We hear talk of a higher education “bubble,” student loans, and worthless degrees, but the loss of the formative encounter with vital texts may be the biggest rip-off of all. The poet John Haines wrote that “the world is dominated by machines and their products, things which looked at objectively are incapable of self-sustained life and of passion. In any valid sense, the world most modern people live in is dead.”
I don’t believe students want to live in the dead world of screens, apps, and Facebook. Given the chance, they are drawn to the life of the mind. Running a Great Books program at a community college, I have again and again encountered students (including some who already have their BA degrees) angry at not having had the opportunity to experience deep reading of great books in their previous education.

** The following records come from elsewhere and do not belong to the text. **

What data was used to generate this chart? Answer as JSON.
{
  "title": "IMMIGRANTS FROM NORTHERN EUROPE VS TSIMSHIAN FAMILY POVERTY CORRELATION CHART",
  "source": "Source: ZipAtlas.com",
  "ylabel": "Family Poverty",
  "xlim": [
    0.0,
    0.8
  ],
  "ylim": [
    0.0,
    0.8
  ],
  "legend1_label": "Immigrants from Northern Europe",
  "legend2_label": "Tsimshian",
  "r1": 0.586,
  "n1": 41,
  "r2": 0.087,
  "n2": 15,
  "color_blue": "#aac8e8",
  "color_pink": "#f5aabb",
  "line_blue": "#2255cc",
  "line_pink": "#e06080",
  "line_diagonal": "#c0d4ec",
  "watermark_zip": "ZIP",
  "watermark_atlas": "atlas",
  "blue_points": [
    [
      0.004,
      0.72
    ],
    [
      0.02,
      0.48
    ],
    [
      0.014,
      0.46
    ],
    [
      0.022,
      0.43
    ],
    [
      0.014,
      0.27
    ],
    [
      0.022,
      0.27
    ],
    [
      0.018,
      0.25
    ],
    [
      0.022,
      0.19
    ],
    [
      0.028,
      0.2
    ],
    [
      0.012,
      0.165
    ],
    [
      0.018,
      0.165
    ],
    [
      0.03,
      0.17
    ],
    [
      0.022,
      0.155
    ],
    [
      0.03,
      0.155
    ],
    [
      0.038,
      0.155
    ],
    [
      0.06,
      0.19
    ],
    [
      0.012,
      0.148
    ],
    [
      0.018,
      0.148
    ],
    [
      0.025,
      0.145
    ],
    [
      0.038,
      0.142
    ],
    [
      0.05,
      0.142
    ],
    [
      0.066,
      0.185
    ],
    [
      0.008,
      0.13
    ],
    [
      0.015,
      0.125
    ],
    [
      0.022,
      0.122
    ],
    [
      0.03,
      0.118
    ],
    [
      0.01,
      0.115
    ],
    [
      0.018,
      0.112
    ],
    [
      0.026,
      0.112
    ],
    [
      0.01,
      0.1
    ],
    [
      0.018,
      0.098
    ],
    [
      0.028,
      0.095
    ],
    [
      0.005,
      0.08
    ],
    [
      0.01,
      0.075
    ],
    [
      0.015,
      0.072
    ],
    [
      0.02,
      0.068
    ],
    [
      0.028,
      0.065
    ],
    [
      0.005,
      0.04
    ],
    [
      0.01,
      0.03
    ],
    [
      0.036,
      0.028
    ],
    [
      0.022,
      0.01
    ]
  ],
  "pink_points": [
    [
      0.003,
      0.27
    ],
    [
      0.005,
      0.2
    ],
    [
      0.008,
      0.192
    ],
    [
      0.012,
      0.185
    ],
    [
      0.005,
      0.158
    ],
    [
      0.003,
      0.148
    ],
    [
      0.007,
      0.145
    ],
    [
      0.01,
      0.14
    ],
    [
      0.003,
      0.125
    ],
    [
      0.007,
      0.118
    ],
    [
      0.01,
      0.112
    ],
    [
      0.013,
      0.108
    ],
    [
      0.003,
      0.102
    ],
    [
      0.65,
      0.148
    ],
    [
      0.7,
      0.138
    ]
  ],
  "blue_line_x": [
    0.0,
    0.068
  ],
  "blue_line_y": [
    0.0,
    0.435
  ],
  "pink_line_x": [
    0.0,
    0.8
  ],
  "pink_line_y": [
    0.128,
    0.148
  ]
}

Walking across the dark, deserted Princeton campus, I realized that the humanities will survive only if the students themselves demand it. It will take an army of Caras and Youjins, defying conventional wisdom and the academy’s bleak, inhuman instrumentalism. Given the chance, they will choose The Word because The Word gives life.
As Kafka said, “Life’s splendor forever lies in wait about each one of us in all its fullness, but veiled from view, deep down, invisible, far off. It is there, though, not hostile, not reluctant, not deaf. If you summon it by the right word, by its right name, it will come.”